The Chinese quota under the HDB's Ethnic Integration Policy tends to be filled up in central areas such as Cheng San, Marymount and Serangoon Central, according to Dr Leong Chan-Hoong, head of the Institute of Policy Studies Social Lab.
He believes the proximity of such blocks to popular primary schools, including Special Assistance Plan schools that offer only Chinese as a mother tongue, contributes to the high demand from Chinese buyers - and their higher resale prices.
Parents are perhaps more willing to move closer to schools that they want to enrol their children in, he said.
The Malay quota tends to be filled in fringe locations such as Woodlands and Pasir Ris, while the Indian quota meets its limit in areas such as Admiralty and Kampong Java.
One possible remedy to address the influx of Chinese residents is to move these schools out to other locations where the quotas have not been filled, so that there will be more amenities in the fringe areas that will attract Chinese buyers, suggested Dr Leong.
This could reduce demand from Chinese buyers in the central region, and also remove the ethnic quota restriction for affected blocks so that minority sellers can sell to a larger market of buyers.
"It can also help to prop up resale prices in these fringe locations."
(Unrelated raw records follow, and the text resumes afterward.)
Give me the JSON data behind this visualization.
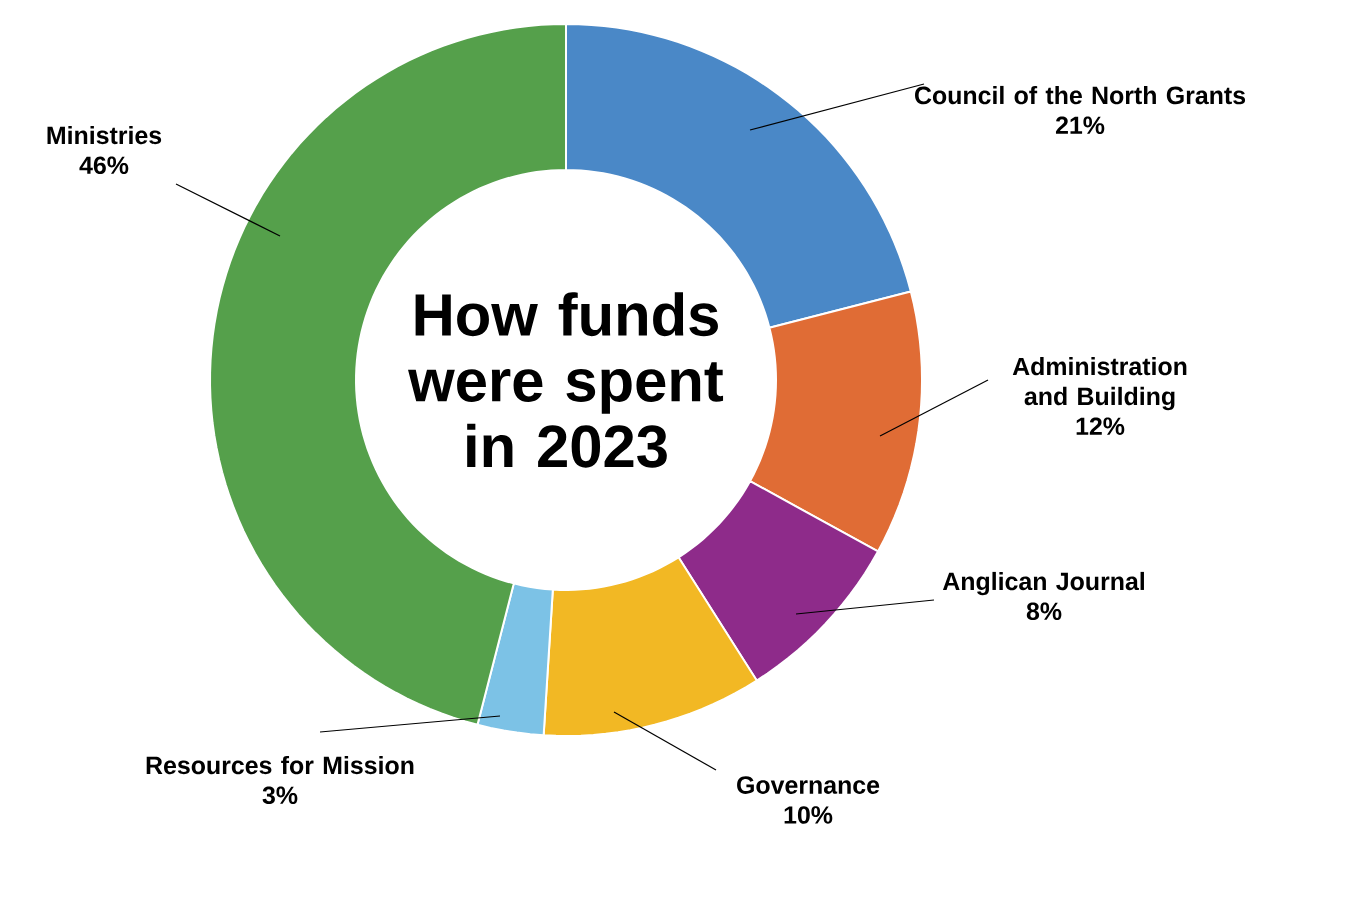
{
  "chart_data": {
    "type": "donut",
    "title": "How funds were spent in 2023",
    "categories": [
      "Council of the North Grants",
      "Administration and Building",
      "Anglican Journal",
      "Governance",
      "Resources for Mission",
      "Ministries"
    ],
    "values": [
      21,
      12,
      8,
      10,
      3,
      46
    ],
    "value_labels": [
      "21%",
      "12%",
      "8%",
      "10%",
      "3%",
      "46%"
    ],
    "colors": [
      "#4a88c7",
      "#e06c35",
      "#8e2b8a",
      "#f2b824",
      "#7cc2e6",
      "#55a04b"
    ]
  }
}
Mr M. Singh, who declined to give his full name, has been trying to sell his five-room flat in Queen's Road, Bukit Timah, for more than two years, with an asking price of about $910,000, on a par with resale prices for similar flats in his block over the past two years.
But he has had only two viewings.
"In comparison, my next-door neighbour, who has also put his flat on the market, gets people coming to see it every weekend.
"Unfortunately, the biggest draw is Nanyang Primary School, which mostly attracts Chinese buyers," said Mr Singh, who is in his 40s and works in the transport industry.